Un autre projet a été dévoilé le 26 avril 2022 au siège des Nations Unies, celui d’une ville flottante durable dont le prototype sera testé dans la ville portuaire de Busan (Corée du Sud). Cette Atlantide 2.0 imaginée par l’architecte danois Bjarke Ingels et la start-up Oceanix a été baptisée Oceanix City. Livrable en 2025, elle relève plusieurs défis : être durable et autosuffisante.

L’Oceanix City de Busan sera composée de six plateformes hexagonales modulables de deux hectares pouvant accueillir chacune 300 personnes. Extensible, la ville pourra abriter jusqu’à 100 000 personnes, selon l’architecte. Chaque "quartier" a un rôle assigné, nourriture, habitat, recherche etc. dans le but d’une parfaite autonomie. Jardins et serres sont prévus pour cultiver les fruits et légumes ainsi que des fermes sous-marines… toute la nourriture est produite sur place. Un matériau durable, le biorock, sera utilisé pour la construction. On s’en sert déjà pour réparer les dommages causés aux récifs coralliens car non seulement il absorbe les minéraux de l'eau de mer pour fabriquer naturellement un revêtement de calcaire plus résistant que le béton classique, mais il est également autosuffisant et se répare seul au fil du temps. L’eau sera récupérée de la pluie ou de la mer, désalinisée, recyclée en circuit fermé, l’énergie sera fournie par des panneaux solaires, des mini-éoliennes et des bouées flottantes, chargées de convertir l’énergie des vagues en électricité.

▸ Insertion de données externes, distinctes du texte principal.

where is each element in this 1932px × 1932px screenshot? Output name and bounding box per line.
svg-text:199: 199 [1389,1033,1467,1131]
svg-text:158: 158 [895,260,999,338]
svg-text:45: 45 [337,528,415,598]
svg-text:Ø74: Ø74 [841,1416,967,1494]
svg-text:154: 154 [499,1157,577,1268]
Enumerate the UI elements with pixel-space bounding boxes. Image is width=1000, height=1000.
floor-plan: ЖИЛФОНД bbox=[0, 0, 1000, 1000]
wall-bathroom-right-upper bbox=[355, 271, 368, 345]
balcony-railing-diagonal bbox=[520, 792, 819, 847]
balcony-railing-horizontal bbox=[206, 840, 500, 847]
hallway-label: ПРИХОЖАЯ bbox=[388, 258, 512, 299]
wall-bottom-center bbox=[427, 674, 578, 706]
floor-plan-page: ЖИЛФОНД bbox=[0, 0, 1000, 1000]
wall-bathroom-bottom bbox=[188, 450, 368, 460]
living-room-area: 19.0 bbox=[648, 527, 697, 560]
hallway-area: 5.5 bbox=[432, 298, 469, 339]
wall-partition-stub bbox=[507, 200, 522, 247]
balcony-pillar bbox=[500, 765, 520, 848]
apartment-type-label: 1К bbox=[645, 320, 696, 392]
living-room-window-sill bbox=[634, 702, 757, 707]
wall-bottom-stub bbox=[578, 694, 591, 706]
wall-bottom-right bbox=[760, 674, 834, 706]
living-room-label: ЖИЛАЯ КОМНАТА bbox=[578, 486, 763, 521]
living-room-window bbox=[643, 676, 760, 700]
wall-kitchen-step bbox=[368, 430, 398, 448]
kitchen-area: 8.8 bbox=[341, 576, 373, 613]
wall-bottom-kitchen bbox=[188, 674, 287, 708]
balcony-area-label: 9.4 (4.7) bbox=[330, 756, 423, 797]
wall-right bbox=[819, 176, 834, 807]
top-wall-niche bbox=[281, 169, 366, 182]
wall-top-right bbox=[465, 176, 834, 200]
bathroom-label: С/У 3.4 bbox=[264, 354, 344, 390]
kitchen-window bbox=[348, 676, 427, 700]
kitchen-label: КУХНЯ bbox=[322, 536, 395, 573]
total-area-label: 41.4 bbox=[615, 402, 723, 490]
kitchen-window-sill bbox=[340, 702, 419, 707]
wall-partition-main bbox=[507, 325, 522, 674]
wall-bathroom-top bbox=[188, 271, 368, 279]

Côté mobilité, seuls les vélos, drones et véhicules 100% propres seront autorisés. Enfin les déchets seront automatiquement collectés et acheminés pour retraitement via des réseaux de tuyaux. Coût estimé : près de 630 millions d'euros. Ces villes "ne sont pas consommatrices de ressources, mais au contraire, permettent de régénérer l’Océan", affirme Marc Collins Chen, co-fondateur et PDG d’Oceanix.

En obtenant le soutien d'ONU-Habitat, le Programme des Nations unies pour les établissements humains, Marc Collins Chen veut s'assurer que son projet ne sera pas phagocyté par les promoteurs immobiliers. "Il est impossible que cette initiative se transforme en un scénario dans lequel les riches regardent les pauvres suffoquer sur la plage", insiste-t-il.

La question du financement des "pertes et préjudices" causés par les impacts du réchauffement est l'un des point brûlants de la COP27 en Égypte car les États les plus menacés n'ont pas les ressources pour financer seuls des solutions comme les villes-flottantes. Ils réclament donc le soutien financier des pays riches, responsables du réchauffement climatique. La menace des eaux ne pèse pas seulement sur quelques États insulaires. La vie de près de 1,4 milliard de personnes vivant sur les littoraux est menacée. Plus de 280 millions de personnes risquent de devenir des "réfugiés climatiques". En France, c'est près d'un demi-million de personnes qui seront sans doute contraintes d’abandonner leur lieu de vie, principalement en Nouvelle-Aquitaine et dans les Hauts-de-France.